Poco a poco, continuó Díaz Reinoso, el mural fue recobrando una imagen de lo que significaba, "era como armar un rompecabezas".
¿Qué era ese mural de leyenda, en el que se mezclaban historias de amores y pasiones y muchas rarezas para la historia del muralismo como lo conocíamos hasta ese momento?, inquirió.
"Siqueiros en 1933 en el sótano de la residencia de campo de Natalio Botana, director del diario Crítica, se concentró no en motivos revolucionarios, sino en el análisis de los problemas visuales y de la relación del arte con la tecnología -explicó-.
Diseñó una nueva forma de percepción más ligada al cine, creó una obra con pocos antecedentes".
Lo había realizado con otros artistas en una obra colectiva, toda una novedad y nombró a Berni, Spilimbergo y a Castagnino.

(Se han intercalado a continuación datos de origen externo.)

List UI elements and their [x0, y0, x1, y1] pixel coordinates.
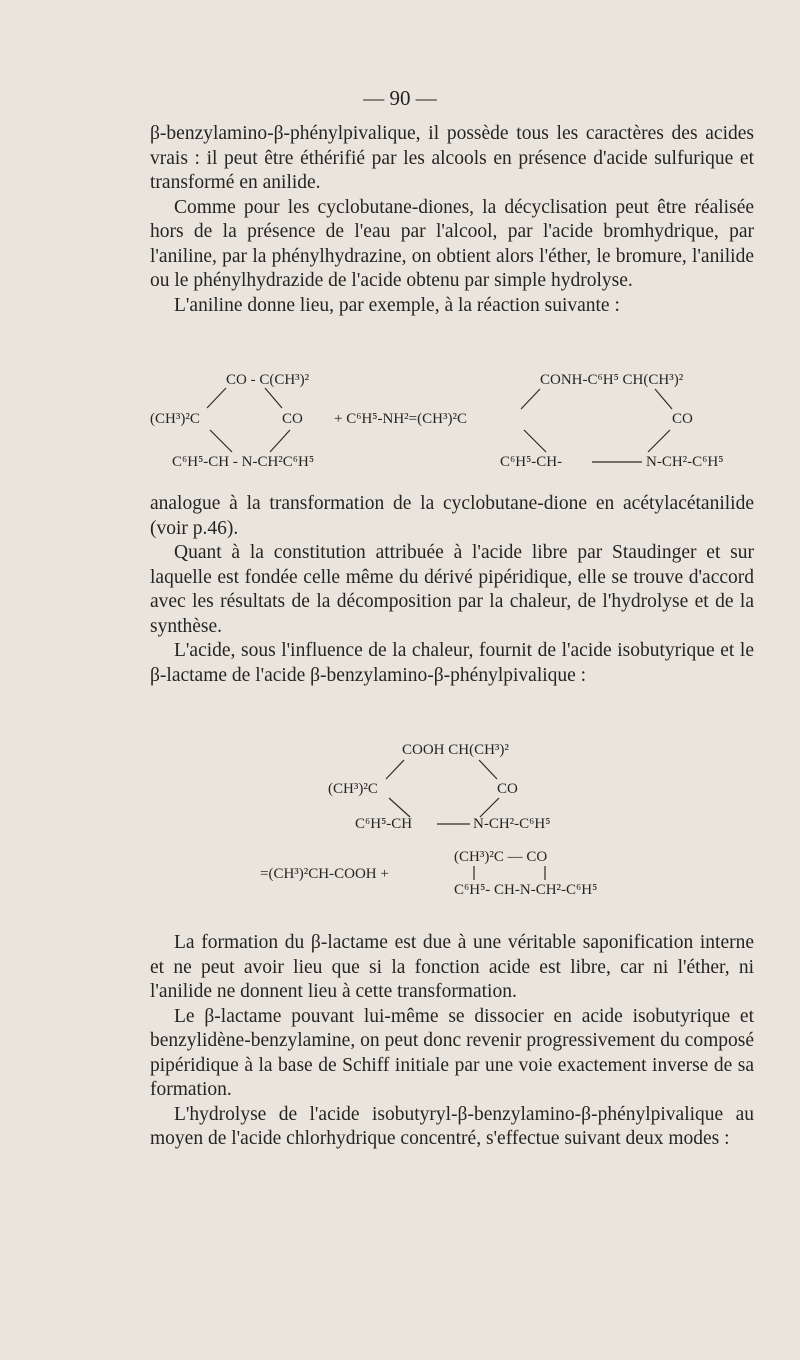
- formula-text: (CH³)²C: [150, 411, 200, 427]
- formula-text: CO: [497, 781, 518, 797]
- formula-text: C⁶H⁵-CH-: [500, 454, 563, 470]
- paragraph: L'hydrolyse de l'acide isobutyryl-β-benzylamino-β-phénylpivalique au moyen de l'acide chlorhydrique concentré, s'effectue suivant deux modes :: [150, 1103, 754, 1149]
- formula-text: (CH³)²C — CO: [454, 849, 548, 865]
- text-block-end: [150, 931, 754, 1152]
- formula-text: C⁶H⁵-CH - N-CH²C⁶H⁵: [172, 454, 315, 470]
- formula-text: CO: [282, 411, 303, 427]
- formula-text: N-CH²-C⁶H⁵: [473, 816, 551, 832]
- formula-text: C⁶H⁵- CH-N-CH²-C⁶H⁵: [454, 882, 598, 898]
- formula-text: + C⁶H⁵-NH²=(CH³)²C: [334, 411, 467, 427]
- paragraph: Comme pour les cyclobutane-diones, la décyclisation peut être réalisée hors de la présence de l'eau par l'alcool, par l'acide bromhydrique, par l'aniline, par la phénylhydrazine, on obtient alors l'éther, le bromure, l'anilide ou le phénylhydrazide de l'acide obtenu par simple hydrolyse.: [150, 196, 754, 291]
- paragraph: La formation du β-lactame est due à une véritable saponification interne et ne peut avoir lieu que si la fonction acide est libre, car ni l'éther, ni l'anilide ne donnent lieu à cette transformation.: [150, 932, 754, 1002]
- paragraph: Quant à la constitution attribuée à l'acide libre par Staudinger et sur laquelle est fondée celle même du dérivé pipéridique, elle se trouve d'accord avec les résultats de la décomposition par la chaleur, de l'hydrolyse et de la synthèse.: [150, 542, 754, 637]
- paragraph: analogue à la transformation de la cyclobutane-dione en acétylacétanilide (voir p.46).: [150, 493, 754, 539]
- formula-text: CO - C(CH³)²: [226, 372, 310, 388]
- formula-text: COOH CH(CH³)²: [402, 742, 509, 758]
- formula-text: =(CH³)²CH-COOH +: [260, 866, 389, 882]
- formula-text: CONH-C⁶H⁵ CH(CH³)²: [540, 372, 684, 388]
- formula-text: (CH³)²C: [328, 781, 378, 797]
- paragraph: L'acide, sous l'influence de la chaleur, fournit de l'acide isobutyrique et le β-lactame de l'acide β-benzylamino-β-phénylpivalique :: [150, 640, 754, 686]
- formula-text: C⁶H⁵-CH: [355, 816, 413, 832]
- formula-text: N-CH²-C⁶H⁵: [646, 454, 724, 470]
- formula-text: CO: [672, 411, 693, 427]
- page-number: — 90 —: [363, 86, 437, 110]
- paragraph: Le β-lactame pouvant lui-même se dissocier en acide isobutyrique et benzylidène-benzylamine, on peut donc revenir progressivement du composé pipéridique à la base de Schiff initiale par une voie exactement inverse de sa formation.: [150, 1005, 754, 1100]
- paragraph: β-benzylamino-β-phénylpivalique, il possède tous les caractères des acides vrais : il peut être éthérifié par les alcools en présence d'acide sulfurique et transformé en anilide.: [150, 123, 754, 193]
- paragraph: L'aniline donne lieu, par exemple, à la réaction suivante :: [174, 294, 620, 316]
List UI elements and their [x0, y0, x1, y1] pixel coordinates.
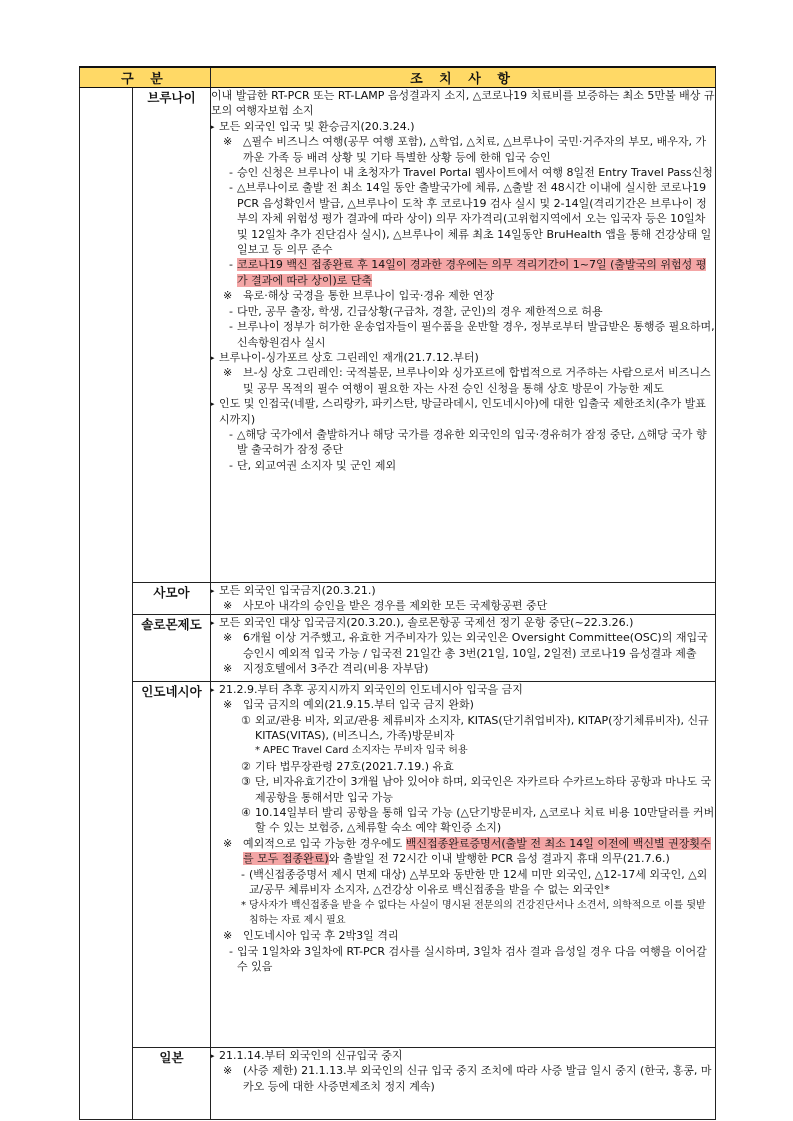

"Este último volvió a ver el mural para limpiarlo y años después fue el principal orador en la conferencia por la libertad de Siqueiros, sentenciado en México a ocho años de prisión".
"A México llegaron las noticias en 2009 de la expropiación, símbolo del bicentenario de la independencia. Hace apenas un mes tuve la oportunidad de estar en Buenos Aires y fui a ver el mural: verlo es una experiencia absolutamente recomendable: están los colores y la textura, la entrada tal cual estaba en la finca, se respira el ambiente propiciado por Siqueiros", describió Díaz Reinoso.
Una caja de cristal, "en la que el muralista plasmó figuras que parecen flotar en el interior del muro, más que en su propia superficie".
El mural, analizó Díaz Reinoso se convirtió en una lucha por el patrimonio artístico pero también en un bien simbólico: mexicano, argentino y latinoamericano. Hoy la Argentina nos devuelve la oportunidad de ver el mural vivo, recuperado, como nuestro patrimonio compartido".
"Esto se debe a periodistas, investigadores, diplomáticos, gestores, pero especialmente se debe, sin duda, a Cristina Kirchner. Me parece que es elemental este reconocimiento", manifestó.
"Cristina asumió la tarea del rescate como una cruzada binacional", remató ante los aplausos del público.